Edward A. Calahan invented ticker tape as well as stock tickers, and he created the first monitored alarm system back in 1871. Unlike today's monitored systems, which use phone lines and the internet, Calahan's systems were monitored by telegraph, and he even created a central monitoring station to track alarms. Calahan was ahead of his time in many ways, because today's monitored home security systems, while using far more advanced communications, work on the same principles as Calahan's telegraph-monitored system.

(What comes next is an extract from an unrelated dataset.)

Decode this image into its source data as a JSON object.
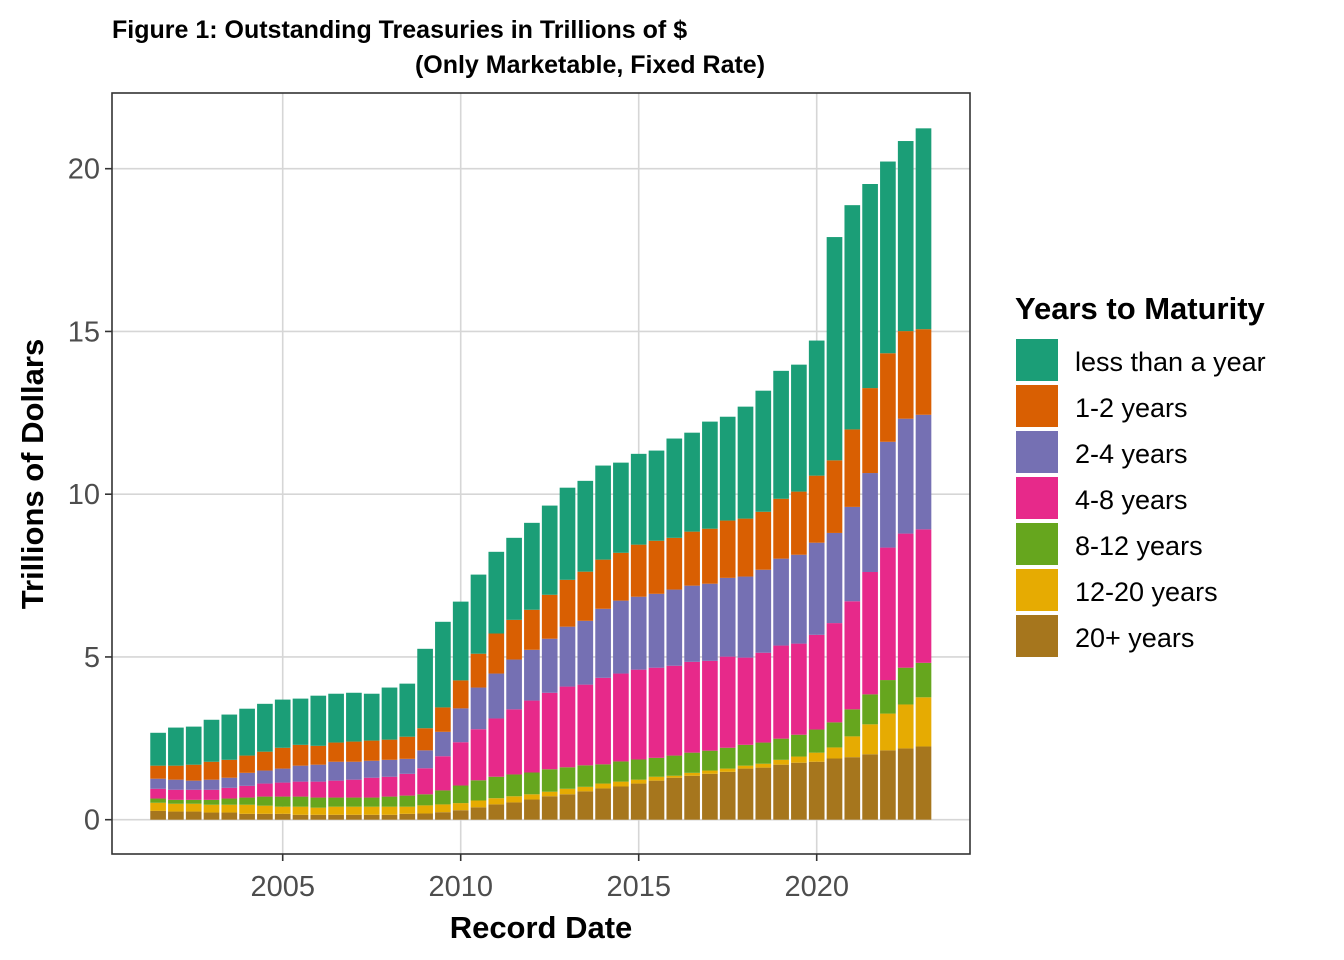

Marie Van Brittan Brown, who lived from 1922 to 1999, earned a patent for the first closed circuit television security system in 1969. Her system consisted of four peep holes and a camera that was able to slide up and down, looking through each one. Whatever the camera picked up would be transmitted to a video monitor. Not only that, the owner of such a system could use a remote control to unlatch the door! Though her system did not achieve commercial success, Ms. Brown was a visionary who understood the American homeowner quite well.
The monitored home security systems of today are used in conjunction with robust physical security, particularly deadbolts. Monitored around the clock by remote monitoring centers, today's systems—which include infrared motion detectors as well as sensors on windows and doors—notify the homeowner (and if necessary, emergency responders, whose prompt arrival often stops an intrusion). Today's monitored home alarm systems also have a strong deterrent effect, making homes without monitored security systems up to three times more likely to be burglarized than those with systems. Technological advances aren't slowing down, and it's likely that a decade from now, even more advanced home security system features will be widely available.